Eu rezo todos os dias de manhã. Não sei se as pessoas ditas católicas rezam como eu. Eu rezo como me ensinaram e como eu acho que deve ser. Um texto que acabou por se tornar muito meu depois de o repetir tanto. Disfarcei a minha fé durante anos. Não me digas que vais à missa? Vou. Na minha cabeça não faz muito sentido dizer que somos ou que fazemos sem praticarmos. Eu não anuncio o que faço ou sou capaz de fazer. Eu faço. Não me envergonha mais. Vou quando posso, quando sinto que preciso, quando encaixa no dia. A fé comove-me. A fé mais básica, mais pobre, mais deseducada. A fé despida de qualquer extremismo e de qualquer ostentação. O que é que eu peço quando rezo? O normal creio. Que não me aconteça nada de mal - nem a mim, nem aos meus - que eu saiba perdoar os erros dos outros e reconhecer os meus erros, que eu possa continuar a desenhar a vida com que sonhei, que eu continue a persistir nos dias de fraqueza e que só fiquem as coisas que são para ficar. Esta última parte tem sido a mais dificil de gerir. Eu quero muito que alguma coisa fique. Estou numa fase interessante da minha história, mas existem dias em que não deixo de pensar que o aeroporto da minha vida é um lugar duro onde se somam mais partidas do que chegadas. Está tudo bem. Menos nos dias em que é inevitável pensar nisso. Sinto que a dada altura do caminho me pregaram uma partida e me tiraram as rodinhas de trás. Roubaram-me coisas às quais tem sido dificil voltar, embora comece a achar muito piada a esta pessoa nova que se tem vindo a afirmar.

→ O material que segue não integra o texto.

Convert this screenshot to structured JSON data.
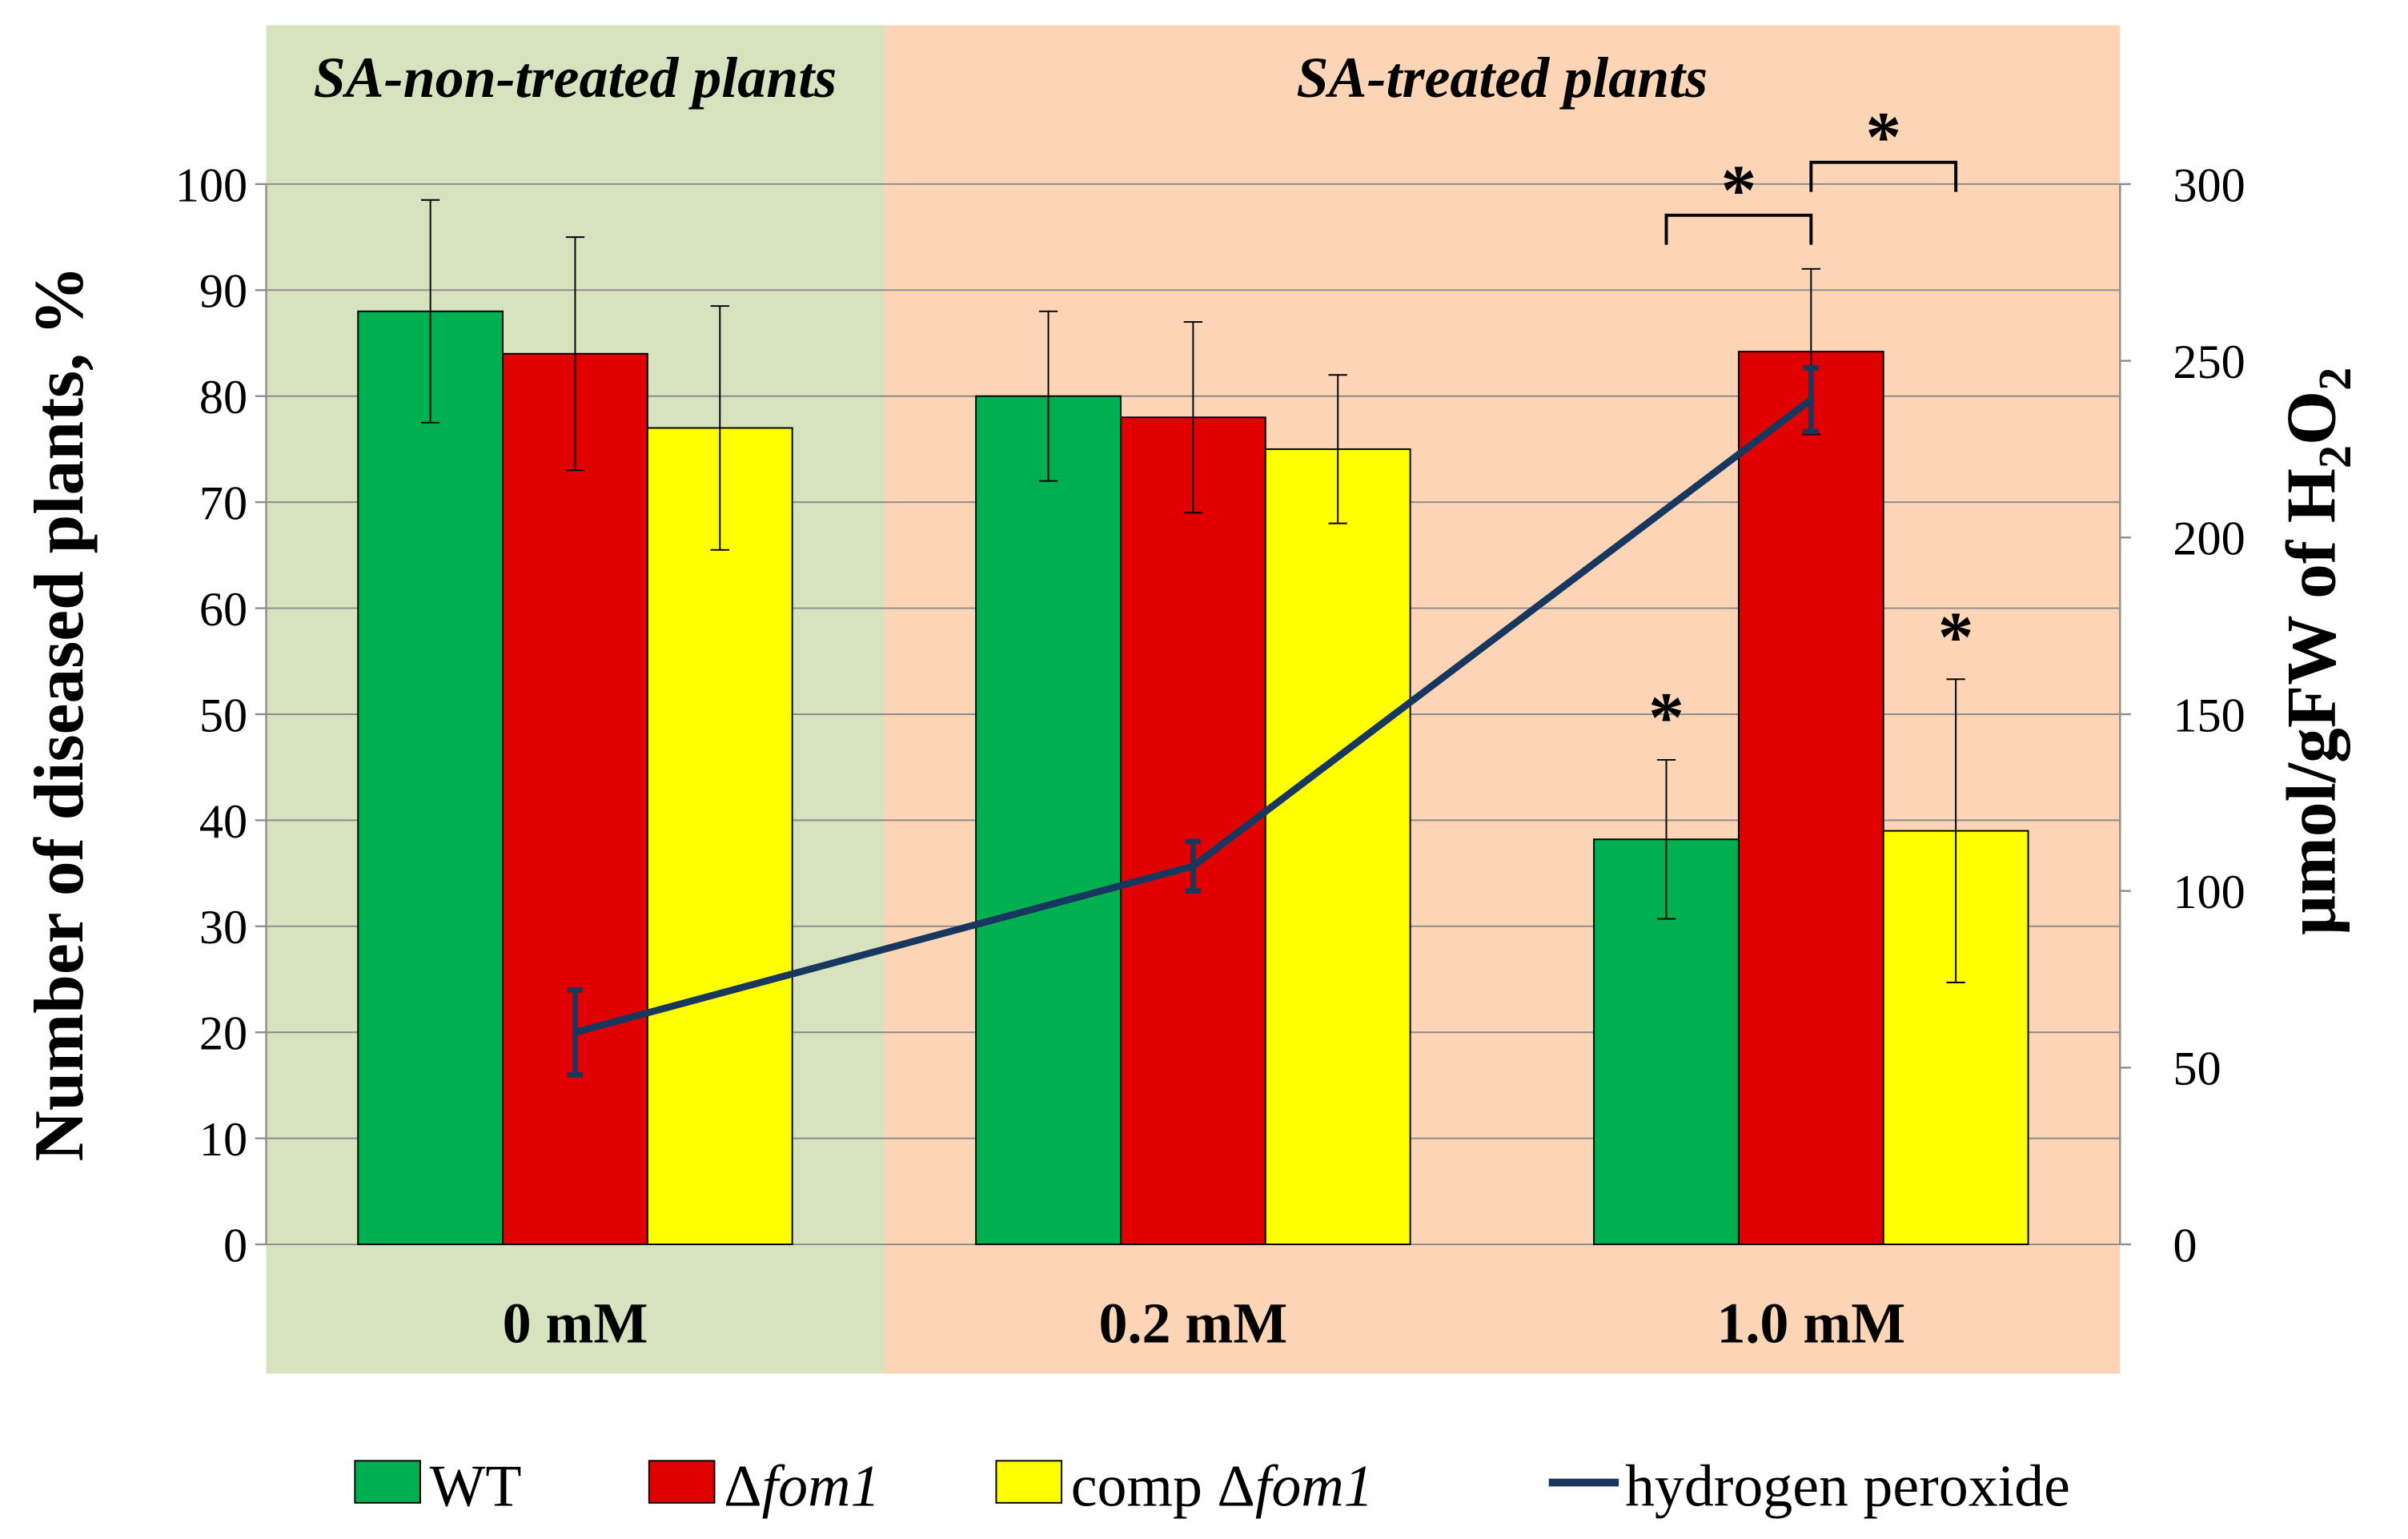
{
  "chart_data": {
    "type": "bar",
    "categories": [
      "0 mM",
      "0.2 mM",
      "1.0 mM"
    ],
    "regions": [
      {
        "label": "SA-non-treated plants",
        "color": "#d6e3be",
        "categories": [
          "0 mM"
        ]
      },
      {
        "label": "SA-treated plants",
        "color": "#fbd5b5",
        "categories": [
          "0.2 mM",
          "1.0 mM"
        ]
      }
    ],
    "series": [
      {
        "name": "WT",
        "color": "#00b050",
        "values": [
          88,
          80,
          38.2
        ],
        "errors": [
          10.5,
          8,
          7.5
        ]
      },
      {
        "name": "Δfom1",
        "name_prefix": "Δ",
        "name_italic": "fom1",
        "color": "#e00000",
        "values": [
          84,
          78,
          84.2
        ],
        "errors": [
          11,
          9,
          7.8
        ]
      },
      {
        "name": "comp Δfom1",
        "name_prefix": "comp Δ",
        "name_italic": "fom1",
        "color": "#ffff00",
        "values": [
          77,
          75,
          39
        ],
        "errors": [
          11.5,
          7,
          14.3
        ]
      }
    ],
    "line_series": {
      "name": "hydrogen peroxide",
      "color": "#17375e",
      "axis": "right",
      "values": [
        60,
        107,
        239
      ],
      "errors": [
        12,
        7,
        9
      ],
      "x_positions": [
        "0 mM:Δfom1",
        "0.2 mM:Δfom1",
        "1.0 mM:Δfom1"
      ]
    },
    "ylabel": "Number of diseased plants, %",
    "y2label_parts": {
      "prefix": "μmol/gFW of H",
      "sub1": "2",
      "mid": "O",
      "sub2": "2"
    },
    "ylim": [
      0,
      100
    ],
    "yticks": [
      0,
      10,
      20,
      30,
      40,
      50,
      60,
      70,
      80,
      90,
      100
    ],
    "y2lim": [
      0,
      300
    ],
    "y2ticks": [
      0,
      50,
      100,
      150,
      200,
      250,
      300
    ],
    "grid": true,
    "significance": {
      "star": "*",
      "single_stars_on": [
        "1.0 mM:WT",
        "1.0 mM:comp Δfom1"
      ],
      "brackets": [
        {
          "from": "1.0 mM:WT",
          "to": "1.0 mM:Δfom1",
          "level": 138
        },
        {
          "from": "1.0 mM:Δfom1",
          "to": "1.0 mM:comp Δfom1",
          "level": 104
        }
      ]
    },
    "legend_position": "bottom"
  }
}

Hoje porque é o Thanksgiving - a única tradição que eu acho que realmente valia a pena importar dos EUA - em vez de pedir, agradeci. Agradeci tudo o que de fantástico me tem acontecido e acho que isso é sem dúvida uma das minhas maiores qualidades. Eu sou das que vê o copo quase sempre meio cheio (menos nos dias de TPM, claro). Talvez seja isso que os outros acham tão absurdo em mim. Como é que eu não sofro como era expectável sofrer? Os outros, na sua grande maioria os mais próximos. Os que deveriam supostamente celebrar-me. Eu sou a 2ª filha de um casamento que deveria ter acabado antes da 1ª. A miúda cheinha que só era popular na escola porque tinha boas notas. A adolescente que se inscreveu num curso que o pai não apoiava. A universitária a quem o 1º gajo com quem dormiu disse: "eu não estou apaixonado por ti e não quero continuar a ver-te". Alguém com 30s anos a quem disseram que era tudo mais fácil se morresse. Uma mulher com quase 40 a quem os médicos não aconselham ter filhos. Alguém que começou o próprio negócio aos 37 no meio de uma pandemia. Meus senhores, eu acho que tenho feito um trabalho hilariante com a minha vida. Quando me envolvi com este último rapaz das apps ele perguntou-me o que é que procurava, se era amor. Na altura, não soube responder. Acho que não. Acho que estou à procura de me sentir viva. De tudo o que me faça sentir isso. Um amor, um orgasmo, uma conversa, um passeio de bicicleta, uma tarde na praia.
Não aceito que me rotulem como "dificil". Tenho-me imposto nos últimos tempos. Ninguém goza mais com isso. Nem os de casa. Nem os de fora. Eu não sou "dificil" e mesmo que fosse, sê-lo não significa ser menos. Significa só ser diferente. Sou reservada, selectiva e solitária, mas não vejo isso como más qualidades. Sou o que sou e quem não gosta, que não estrague. Que diga só a verdade. E está tudo bem. Isto porque hoje apeteceu-me lamber-me o ego (já que não me lambem outras coisas). E agora vou ver sites e gastar dinheiro nas vendas antecipadas da Black Friday.